When I first entered the inmate area, I saw a teenager, probably just a little younger than me, pacing back and forth in his cell. As mean as it sounds, I felt good knowing that we were in the jail for different reasons, him being in trouble with the law, and me being on a tour.

I also got a first-hand look at the control room and exactly how complex the operators jobs are. Two people are in-charge of everything, which amazed me. Everything inside the jail is under surveillance, every door is controlled by the operators, and ultimately there is no privacy whatsoever.

Next, I saw the actual inmates. I went the main cell area and saw all of them playing basketball, playing chess, and socializing. I’ll be honest, it was weird. The inmates all glared at our group, as I expected them to. Again, I felt good knowing that although the inmates and I were both in jail, it was for entirely different reasons. Although it’s none of my business, I also couldn’t help but wonder any of them were innocent, what were their childhoods like, and why did they choose to travel down the criminal path.

Lastly, I learned some things that I never really thought about. I learned that it’s not free to go to jail. Honestly, prior to this visit, I thought the state pays for the food, clothing, and ultimately everything for inmates. However, to my surprise, it actually costs $70 a day to stay in jail and inmates are expected to pay it. I also learned that deputies start out at $22 an hour, which makes me actually wonder why more people don’t want to become cops. Yes, I know the United States are in the middle of some major controversies with police departments, but $22 an hour as a fantastic wage.

Overall, my experience at the Blackhawk County Jail was truly unforgettable.

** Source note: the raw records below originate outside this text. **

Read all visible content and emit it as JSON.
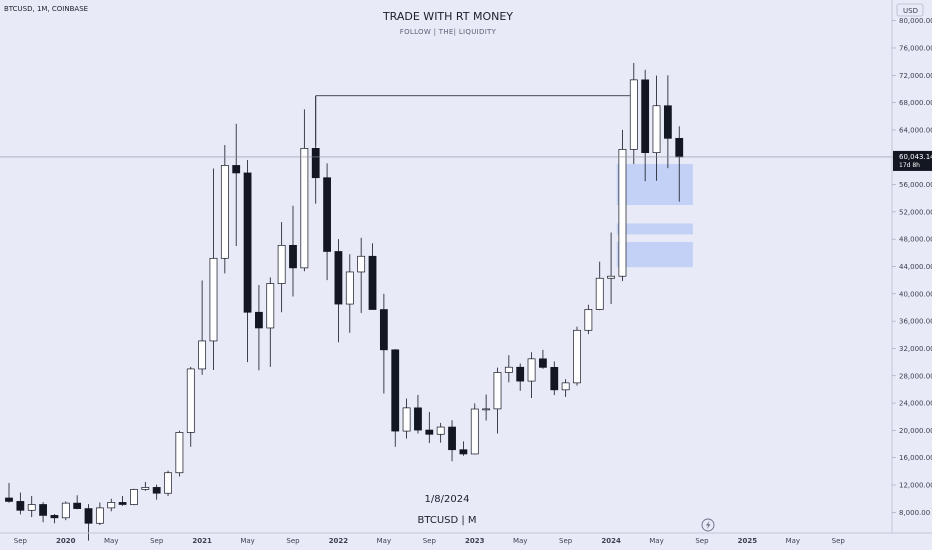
{
  "header": {
    "symbol": "BTCUSD, 1M, COINBASE",
    "title": "TRADE WITH RT MONEY",
    "subtitle": "FOLLOW  |  THE|  LIQUIDITY",
    "currency": "USD"
  },
  "annotations": {
    "date": "1/8/2024",
    "pair": "BTCUSD | M"
  },
  "price_label": {
    "price": "60,043.14",
    "countdown": "17d 8h"
  },
  "colors": {
    "background": "#e8eaf7",
    "up_body": "#ffffff",
    "down_body": "#131722",
    "wick": "#131722",
    "zone": "#b7c8f5"
  },
  "chart_data": {
    "type": "candlestick",
    "x": [
      "2019-08",
      "2019-09",
      "2019-10",
      "2019-11",
      "2019-12",
      "2020-01",
      "2020-02",
      "2020-03",
      "2020-04",
      "2020-05",
      "2020-06",
      "2020-07",
      "2020-08",
      "2020-09",
      "2020-10",
      "2020-11",
      "2020-12",
      "2021-01",
      "2021-02",
      "2021-03",
      "2021-04",
      "2021-05",
      "2021-06",
      "2021-07",
      "2021-08",
      "2021-09",
      "2021-10",
      "2021-11",
      "2021-12",
      "2022-01",
      "2022-02",
      "2022-03",
      "2022-04",
      "2022-05",
      "2022-06",
      "2022-07",
      "2022-08",
      "2022-09",
      "2022-10",
      "2022-11",
      "2022-12",
      "2023-01",
      "2023-02",
      "2023-03",
      "2023-04",
      "2023-05",
      "2023-06",
      "2023-07",
      "2023-08",
      "2023-09",
      "2023-10",
      "2023-11",
      "2023-12",
      "2024-01",
      "2024-02",
      "2024-03",
      "2024-04",
      "2024-05",
      "2024-06",
      "2024-07"
    ],
    "open": [
      10100,
      9600,
      8300,
      9150,
      7550,
      7200,
      9350,
      8550,
      6400,
      8650,
      9450,
      9150,
      11350,
      11650,
      10800,
      13800,
      19700,
      29000,
      33100,
      45200,
      58800,
      57700,
      37300,
      35000,
      41500,
      47100,
      43800,
      61300,
      57000,
      46200,
      38500,
      43200,
      45500,
      37700,
      31800,
      19900,
      23300,
      20050,
      19430,
      20490,
      17170,
      16550,
      23130,
      23150,
      28480,
      29250,
      27220,
      30480,
      29230,
      25940,
      26960,
      34660,
      37710,
      42280,
      42580,
      61150,
      71330,
      60670,
      67540,
      62770
    ],
    "close": [
      9600,
      8300,
      9150,
      7550,
      7200,
      9350,
      8550,
      6400,
      8650,
      9450,
      9150,
      11350,
      11650,
      10800,
      13800,
      19700,
      29000,
      33100,
      45200,
      58800,
      57700,
      37300,
      35000,
      41500,
      47100,
      43800,
      61300,
      57000,
      46200,
      38500,
      43200,
      45500,
      37700,
      31800,
      19900,
      23300,
      20050,
      19430,
      20490,
      17170,
      16550,
      23130,
      23150,
      28480,
      29250,
      27220,
      30480,
      29230,
      25940,
      26960,
      34660,
      37710,
      42280,
      42580,
      61150,
      71330,
      60670,
      67540,
      62770,
      60043
    ],
    "high": [
      12300,
      10900,
      10400,
      9500,
      7750,
      9600,
      10500,
      9200,
      9450,
      10000,
      10400,
      11450,
      12450,
      12050,
      14100,
      19950,
      29300,
      41950,
      58350,
      61800,
      64900,
      59600,
      41300,
      42400,
      50500,
      52900,
      67000,
      69000,
      59100,
      48000,
      45800,
      48200,
      47400,
      40000,
      31900,
      24650,
      25200,
      22700,
      21100,
      21480,
      18400,
      23950,
      25250,
      29200,
      31000,
      29800,
      31450,
      31800,
      30100,
      27500,
      35200,
      38400,
      44700,
      48970,
      64000,
      73800,
      72800,
      71950,
      72000,
      64530
    ],
    "low": [
      9400,
      7700,
      7300,
      6550,
      6400,
      6850,
      8450,
      3850,
      6150,
      8150,
      8950,
      9050,
      11150,
      9850,
      10400,
      13250,
      17600,
      28130,
      28850,
      43000,
      47000,
      30000,
      28800,
      29300,
      37300,
      39600,
      43300,
      53200,
      42000,
      32900,
      34300,
      37200,
      37700,
      25400,
      17600,
      18800,
      19550,
      18150,
      18200,
      15480,
      16280,
      16500,
      21450,
      19550,
      27050,
      25800,
      24750,
      29000,
      25170,
      24900,
      26550,
      34100,
      37600,
      38500,
      41880,
      59000,
      56500,
      56550,
      58400,
      53500
    ],
    "ylim": [
      6000,
      82000
    ],
    "y_ticks": [
      "8,000.00",
      "12,000.00",
      "16,000.00",
      "20,000.00",
      "24,000.00",
      "28,000.00",
      "32,000.00",
      "36,000.00",
      "40,000.00",
      "44,000.00",
      "48,000.00",
      "52,000.00",
      "56,000.00",
      "60,000.00",
      "64,000.00",
      "68,000.00",
      "72,000.00",
      "76,000.00",
      "80,000.00"
    ],
    "x_ticks": [
      "Sep",
      "2020",
      "May",
      "Sep",
      "2021",
      "May",
      "Sep",
      "2022",
      "May",
      "Sep",
      "2023",
      "May",
      "Sep",
      "2024",
      "May",
      "Sep",
      "2025",
      "May",
      "Sep"
    ],
    "current_price": 60043.14,
    "horizontal_line": {
      "from": "2021-11",
      "to": "2024-03",
      "price": 69000
    },
    "zones": [
      {
        "from": "2024-02",
        "to": "2024-08",
        "low": 53000,
        "high": 59000
      },
      {
        "from": "2024-02",
        "to": "2024-08",
        "low": 48700,
        "high": 50300
      },
      {
        "from": "2024-02",
        "to": "2024-08",
        "low": 43900,
        "high": 47600
      }
    ]
  }
}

It was a once-in-a-lifetime opportunity that most people don’t get the chance to experience. I feel extremely fortunate to be taking this Journalism & Law class because of this experience and because of the useful and firsthand information that I was able to receive. Although a lot of things appealed to me, being a police officer is still not a career possibility for me, however, i gained a major amount of respect for those who do choose it as a profession and ultimately put their lives on the line day in and day out.